Human rights due diligence should be standard practice in the petro-chemical industry, as in all other business activities. The world needs Governments to step up with a mix of measures that include strong laws to uphold the human right to a safe and healthy environment; regulations that require principled action by business and finance; appropriate taxation measures; and incentives.
These laws and regulations need to extend also to state-run firms, and Governments' own transactions with business. And they need to make it clear that action must be real: businesses should not be able to clear the slate with some superficial green-washing. I welcome the trend towards mandatory measures, with some countries now requiring or considering mandatory human rights due diligence, which would include identifying, preventing and mitigating human rights risks related to climate change.
Across the world, people and communities are already taking to the streets – and using strategic litigation – to demand climate justice. And these movements can only grow. All those affected by climate change have a right to participate in social dialogue and more effective decision-making, including with respect to business operations and the impact of development projects – many of which are financed by private and public investors.
They also have a right to remedy. People and governments are increasingly seeking to hold businesses accountable for their contributions to the climate crisis. And all companies that have contributed to climate change should provide for, or cooperate, in remediation. But what we're seeing is considerable resistance, and reprisals – violence and even murder; massive online campaigns of slander; and Strategic Lawsuits Against Public Participation, or SLAPPs, which can impose intolerable costs on those seeking accountability for climate harms. We'll hear some of these stories from our panel today. I want to emphasise that we all have an obligation to protect from retaliation and harm those who seek justice, and we should honour their contributions to our collective wellbeing.
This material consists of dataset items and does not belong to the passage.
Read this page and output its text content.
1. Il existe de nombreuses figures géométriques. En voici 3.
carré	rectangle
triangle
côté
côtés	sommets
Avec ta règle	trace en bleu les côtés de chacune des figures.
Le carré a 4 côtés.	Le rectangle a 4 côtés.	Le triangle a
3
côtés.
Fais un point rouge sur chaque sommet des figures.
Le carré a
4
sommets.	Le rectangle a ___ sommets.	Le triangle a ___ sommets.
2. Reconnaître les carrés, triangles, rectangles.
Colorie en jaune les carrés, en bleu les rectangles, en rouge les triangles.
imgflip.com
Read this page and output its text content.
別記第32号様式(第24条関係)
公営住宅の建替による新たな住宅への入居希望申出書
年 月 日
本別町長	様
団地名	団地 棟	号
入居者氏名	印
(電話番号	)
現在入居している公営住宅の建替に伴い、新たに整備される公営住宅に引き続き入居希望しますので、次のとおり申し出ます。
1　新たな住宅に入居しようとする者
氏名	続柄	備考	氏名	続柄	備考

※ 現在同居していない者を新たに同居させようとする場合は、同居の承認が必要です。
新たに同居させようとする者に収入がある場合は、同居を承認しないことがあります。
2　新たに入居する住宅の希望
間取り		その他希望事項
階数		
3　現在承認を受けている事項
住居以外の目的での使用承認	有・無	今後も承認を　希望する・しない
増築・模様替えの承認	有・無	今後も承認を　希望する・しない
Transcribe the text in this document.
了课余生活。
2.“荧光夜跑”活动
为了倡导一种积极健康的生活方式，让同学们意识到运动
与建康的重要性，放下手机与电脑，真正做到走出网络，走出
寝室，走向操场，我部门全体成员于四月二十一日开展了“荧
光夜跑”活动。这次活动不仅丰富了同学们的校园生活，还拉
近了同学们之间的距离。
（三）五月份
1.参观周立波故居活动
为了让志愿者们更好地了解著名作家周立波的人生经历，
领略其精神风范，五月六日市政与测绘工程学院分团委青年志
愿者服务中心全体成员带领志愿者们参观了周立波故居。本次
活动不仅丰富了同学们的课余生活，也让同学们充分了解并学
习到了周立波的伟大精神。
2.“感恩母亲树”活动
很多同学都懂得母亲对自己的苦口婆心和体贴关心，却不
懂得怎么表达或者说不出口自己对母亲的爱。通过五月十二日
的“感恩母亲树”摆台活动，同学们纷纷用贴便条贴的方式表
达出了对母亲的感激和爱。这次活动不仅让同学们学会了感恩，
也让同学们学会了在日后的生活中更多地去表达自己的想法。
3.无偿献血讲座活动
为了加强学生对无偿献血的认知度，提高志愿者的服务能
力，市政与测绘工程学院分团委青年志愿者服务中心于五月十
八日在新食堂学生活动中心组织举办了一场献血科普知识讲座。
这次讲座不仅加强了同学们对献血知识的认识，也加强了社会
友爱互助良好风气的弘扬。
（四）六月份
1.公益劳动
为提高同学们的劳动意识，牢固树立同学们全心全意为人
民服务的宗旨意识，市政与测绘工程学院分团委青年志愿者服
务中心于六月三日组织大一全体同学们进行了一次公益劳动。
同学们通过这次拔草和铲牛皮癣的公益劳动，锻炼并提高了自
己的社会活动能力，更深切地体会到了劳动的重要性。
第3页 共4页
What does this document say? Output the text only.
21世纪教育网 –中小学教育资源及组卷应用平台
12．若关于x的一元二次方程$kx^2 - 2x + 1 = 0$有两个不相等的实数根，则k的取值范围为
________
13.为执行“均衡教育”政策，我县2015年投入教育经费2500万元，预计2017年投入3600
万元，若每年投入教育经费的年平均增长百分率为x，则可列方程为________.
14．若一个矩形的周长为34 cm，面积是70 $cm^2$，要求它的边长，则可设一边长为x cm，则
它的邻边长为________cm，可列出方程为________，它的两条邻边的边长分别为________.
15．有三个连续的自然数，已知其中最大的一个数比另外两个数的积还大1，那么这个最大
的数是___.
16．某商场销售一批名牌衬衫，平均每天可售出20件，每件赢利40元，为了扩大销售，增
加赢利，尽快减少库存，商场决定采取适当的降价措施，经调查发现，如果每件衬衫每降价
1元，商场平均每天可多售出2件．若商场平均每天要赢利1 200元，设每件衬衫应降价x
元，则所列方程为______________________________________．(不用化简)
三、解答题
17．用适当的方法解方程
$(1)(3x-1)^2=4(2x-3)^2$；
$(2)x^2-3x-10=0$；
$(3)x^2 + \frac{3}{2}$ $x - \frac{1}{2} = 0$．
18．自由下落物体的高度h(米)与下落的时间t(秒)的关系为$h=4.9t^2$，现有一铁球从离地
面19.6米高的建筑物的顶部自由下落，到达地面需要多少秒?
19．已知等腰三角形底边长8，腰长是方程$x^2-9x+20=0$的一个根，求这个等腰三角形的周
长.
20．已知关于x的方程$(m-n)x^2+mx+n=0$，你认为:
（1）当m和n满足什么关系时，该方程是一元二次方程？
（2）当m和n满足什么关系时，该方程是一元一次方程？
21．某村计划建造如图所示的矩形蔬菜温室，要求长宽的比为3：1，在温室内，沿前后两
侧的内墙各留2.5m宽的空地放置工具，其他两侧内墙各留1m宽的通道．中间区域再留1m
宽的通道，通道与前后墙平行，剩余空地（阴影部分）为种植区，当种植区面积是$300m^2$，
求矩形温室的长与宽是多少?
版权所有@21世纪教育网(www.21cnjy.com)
The 2030 Agenda for Sustainable development is a clear, universal and already agreed action plan to guide governments and business actors to address the climate challenge. The UN Guiding Principles for Business and Human Rights, and related specific guidelines for key business sectors, form a road-map. And the collective body of international human rights law constitutes a precise and detailed compass to action that upholds human dignity, including in crisis. The UN Forum on Business and Human Rights last month outlined a number of recommendations on possible actions going forward – including strengthening consultation, participation, human rights due diligence and independent grievance mechanisms. These need to be at the core of all actions we take to address climate change, including here at the UNFCCC, under mechanisms for international cooperation established by Article 6 of the Paris Agreement.
The Universal Declaration of Human Rights recognises that all States and relevant actors must uphold and protect the dignity, equality and rights of all human beings. In this climate emergency that we face, it is time for every business and every State to step up for human rights.
Thank you, and I look forward to this discussion.